Bad words words list for your languages

Right now the https://github.com/Common-Voice/common-voice-wiki-scraper include a blacklist word generator but can be not perfect or not detected badwords or other kind of stuff. Wikipedia doesn’t include them but can happen so how we can avoid it?

There are different project on github but I found only this one that support other languages than english https://github.com/LDNOOBW/List-of-Dirty-Naughty-Obscene-and-Otherwise-Bad-Words/

I am contributing now to improve the italian on, and maybe we can improve the tool and aggregate this words to the blacklist.

I have checked out that github project and spanish list does not seem appropiate to me.

It includes some gross language (as expected) but also some common words like ‘asesinato’ (murder).

An overview of another lists (‘pt’ for example) shows similar trends. English list is well compilated however.
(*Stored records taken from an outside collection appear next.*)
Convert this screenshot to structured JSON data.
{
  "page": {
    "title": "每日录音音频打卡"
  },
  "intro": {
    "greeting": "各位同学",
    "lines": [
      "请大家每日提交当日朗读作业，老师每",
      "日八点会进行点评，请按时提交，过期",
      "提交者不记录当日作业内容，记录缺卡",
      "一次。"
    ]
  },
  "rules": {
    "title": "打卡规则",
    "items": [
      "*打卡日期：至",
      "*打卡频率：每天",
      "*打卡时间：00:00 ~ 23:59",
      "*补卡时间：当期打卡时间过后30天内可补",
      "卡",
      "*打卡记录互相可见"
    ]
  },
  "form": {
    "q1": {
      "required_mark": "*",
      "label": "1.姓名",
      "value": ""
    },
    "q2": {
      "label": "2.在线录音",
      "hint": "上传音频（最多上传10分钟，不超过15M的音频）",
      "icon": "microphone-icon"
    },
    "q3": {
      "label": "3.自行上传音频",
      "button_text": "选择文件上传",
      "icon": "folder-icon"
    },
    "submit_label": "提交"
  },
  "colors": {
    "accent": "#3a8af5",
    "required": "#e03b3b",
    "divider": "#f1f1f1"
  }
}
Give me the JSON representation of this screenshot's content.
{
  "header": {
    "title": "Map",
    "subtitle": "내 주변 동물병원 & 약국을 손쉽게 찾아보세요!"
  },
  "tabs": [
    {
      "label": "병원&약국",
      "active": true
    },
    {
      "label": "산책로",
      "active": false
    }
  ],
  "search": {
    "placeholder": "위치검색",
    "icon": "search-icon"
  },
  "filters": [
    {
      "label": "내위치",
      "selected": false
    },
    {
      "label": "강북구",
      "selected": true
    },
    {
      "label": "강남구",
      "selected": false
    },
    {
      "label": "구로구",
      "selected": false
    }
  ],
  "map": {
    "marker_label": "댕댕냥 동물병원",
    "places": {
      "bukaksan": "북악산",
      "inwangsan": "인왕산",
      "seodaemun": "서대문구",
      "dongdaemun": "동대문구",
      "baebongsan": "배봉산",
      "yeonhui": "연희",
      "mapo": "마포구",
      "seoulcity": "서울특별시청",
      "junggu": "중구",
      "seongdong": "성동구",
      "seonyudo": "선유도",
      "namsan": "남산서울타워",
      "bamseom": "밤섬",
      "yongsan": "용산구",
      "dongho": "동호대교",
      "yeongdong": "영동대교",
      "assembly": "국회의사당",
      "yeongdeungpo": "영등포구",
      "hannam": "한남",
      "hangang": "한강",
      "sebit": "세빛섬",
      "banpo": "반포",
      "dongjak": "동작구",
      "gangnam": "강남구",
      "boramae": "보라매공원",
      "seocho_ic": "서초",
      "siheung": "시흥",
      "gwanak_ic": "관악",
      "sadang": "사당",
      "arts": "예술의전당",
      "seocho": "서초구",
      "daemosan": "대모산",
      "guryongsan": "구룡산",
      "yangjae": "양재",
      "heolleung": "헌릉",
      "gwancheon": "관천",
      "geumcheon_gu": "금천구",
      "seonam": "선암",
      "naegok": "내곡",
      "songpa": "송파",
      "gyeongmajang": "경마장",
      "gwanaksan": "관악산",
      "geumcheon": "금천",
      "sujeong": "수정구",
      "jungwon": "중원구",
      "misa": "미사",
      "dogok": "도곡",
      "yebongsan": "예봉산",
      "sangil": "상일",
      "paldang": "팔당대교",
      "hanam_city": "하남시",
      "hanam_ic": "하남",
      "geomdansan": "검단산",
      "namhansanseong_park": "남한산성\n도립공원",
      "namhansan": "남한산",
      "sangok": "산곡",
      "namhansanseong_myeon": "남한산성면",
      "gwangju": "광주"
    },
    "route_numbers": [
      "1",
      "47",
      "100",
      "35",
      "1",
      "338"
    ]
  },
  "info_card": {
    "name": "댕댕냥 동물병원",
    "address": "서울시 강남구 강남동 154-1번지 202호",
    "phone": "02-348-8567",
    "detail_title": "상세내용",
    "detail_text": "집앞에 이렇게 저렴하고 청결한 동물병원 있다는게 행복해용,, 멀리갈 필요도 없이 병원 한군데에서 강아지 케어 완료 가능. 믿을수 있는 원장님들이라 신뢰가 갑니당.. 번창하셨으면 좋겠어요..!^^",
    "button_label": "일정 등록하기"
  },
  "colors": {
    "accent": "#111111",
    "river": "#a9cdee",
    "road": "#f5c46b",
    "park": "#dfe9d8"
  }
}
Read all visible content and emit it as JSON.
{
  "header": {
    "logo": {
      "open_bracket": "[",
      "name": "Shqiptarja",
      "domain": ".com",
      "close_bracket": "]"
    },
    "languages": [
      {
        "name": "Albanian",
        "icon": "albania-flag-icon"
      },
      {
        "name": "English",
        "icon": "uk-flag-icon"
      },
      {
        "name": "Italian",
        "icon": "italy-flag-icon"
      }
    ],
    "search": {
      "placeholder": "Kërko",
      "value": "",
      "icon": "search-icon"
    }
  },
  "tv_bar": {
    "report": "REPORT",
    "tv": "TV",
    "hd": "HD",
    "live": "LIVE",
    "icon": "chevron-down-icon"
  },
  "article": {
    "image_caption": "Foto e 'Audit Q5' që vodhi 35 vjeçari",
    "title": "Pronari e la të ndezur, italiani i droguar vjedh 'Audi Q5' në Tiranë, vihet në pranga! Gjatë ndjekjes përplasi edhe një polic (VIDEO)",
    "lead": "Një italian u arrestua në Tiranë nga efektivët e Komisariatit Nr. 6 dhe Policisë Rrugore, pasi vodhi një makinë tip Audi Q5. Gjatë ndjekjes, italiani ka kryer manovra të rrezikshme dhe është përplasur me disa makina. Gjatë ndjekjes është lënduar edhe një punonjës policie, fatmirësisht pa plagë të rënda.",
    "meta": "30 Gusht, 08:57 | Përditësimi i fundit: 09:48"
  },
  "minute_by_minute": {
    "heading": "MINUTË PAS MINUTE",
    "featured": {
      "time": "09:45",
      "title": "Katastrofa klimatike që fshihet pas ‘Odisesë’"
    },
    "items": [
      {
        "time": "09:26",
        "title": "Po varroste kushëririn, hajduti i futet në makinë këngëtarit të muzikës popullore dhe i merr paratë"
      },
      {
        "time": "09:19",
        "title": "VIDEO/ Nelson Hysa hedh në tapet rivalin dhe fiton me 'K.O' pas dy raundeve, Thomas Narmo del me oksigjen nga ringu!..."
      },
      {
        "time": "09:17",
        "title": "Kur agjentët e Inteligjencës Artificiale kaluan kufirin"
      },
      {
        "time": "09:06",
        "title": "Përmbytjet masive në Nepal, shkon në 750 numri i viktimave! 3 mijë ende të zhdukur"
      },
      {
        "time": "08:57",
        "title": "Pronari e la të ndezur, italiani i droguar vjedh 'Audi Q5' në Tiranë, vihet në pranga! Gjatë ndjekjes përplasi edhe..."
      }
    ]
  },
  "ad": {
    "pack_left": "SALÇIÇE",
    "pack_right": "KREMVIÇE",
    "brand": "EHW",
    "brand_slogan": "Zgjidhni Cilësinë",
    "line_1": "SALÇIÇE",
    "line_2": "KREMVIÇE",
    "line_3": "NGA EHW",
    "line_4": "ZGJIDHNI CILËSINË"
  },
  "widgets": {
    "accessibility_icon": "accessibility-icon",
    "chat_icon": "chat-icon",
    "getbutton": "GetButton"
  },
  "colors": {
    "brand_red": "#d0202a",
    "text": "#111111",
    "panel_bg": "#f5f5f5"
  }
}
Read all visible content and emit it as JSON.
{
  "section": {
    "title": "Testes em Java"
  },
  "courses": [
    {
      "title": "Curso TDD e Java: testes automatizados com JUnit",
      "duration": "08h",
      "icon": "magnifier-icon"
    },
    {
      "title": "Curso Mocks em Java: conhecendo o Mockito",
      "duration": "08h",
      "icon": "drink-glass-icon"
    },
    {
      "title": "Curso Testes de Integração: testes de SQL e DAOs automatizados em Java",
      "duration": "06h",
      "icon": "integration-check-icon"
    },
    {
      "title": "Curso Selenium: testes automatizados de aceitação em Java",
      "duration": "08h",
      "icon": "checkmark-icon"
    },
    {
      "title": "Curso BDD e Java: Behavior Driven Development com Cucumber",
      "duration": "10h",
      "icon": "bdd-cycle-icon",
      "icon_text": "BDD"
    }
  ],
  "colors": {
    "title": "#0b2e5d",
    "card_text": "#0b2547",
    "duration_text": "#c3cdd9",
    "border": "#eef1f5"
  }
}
Perhaps we could collect some samples from Wordpress plugins or profanity prevention editors. Heuristic classificators for web filtering could also have an useful list. The old DansGuardian has got this pretty complete badwords list: http://contentfilter.futuragts.com/phraselists/

1 Like

I saw that the Italian list is not so complete but I think that is something to start or maybe to contribute too.
The point is that sometimes badwords are verb or other words that based of the context they are dirty words so this can create issues for the purpose of this project.
I think that is enough to do a list of badwords and other dirty words that we want to be sure are not included in the sentence to read in common voice.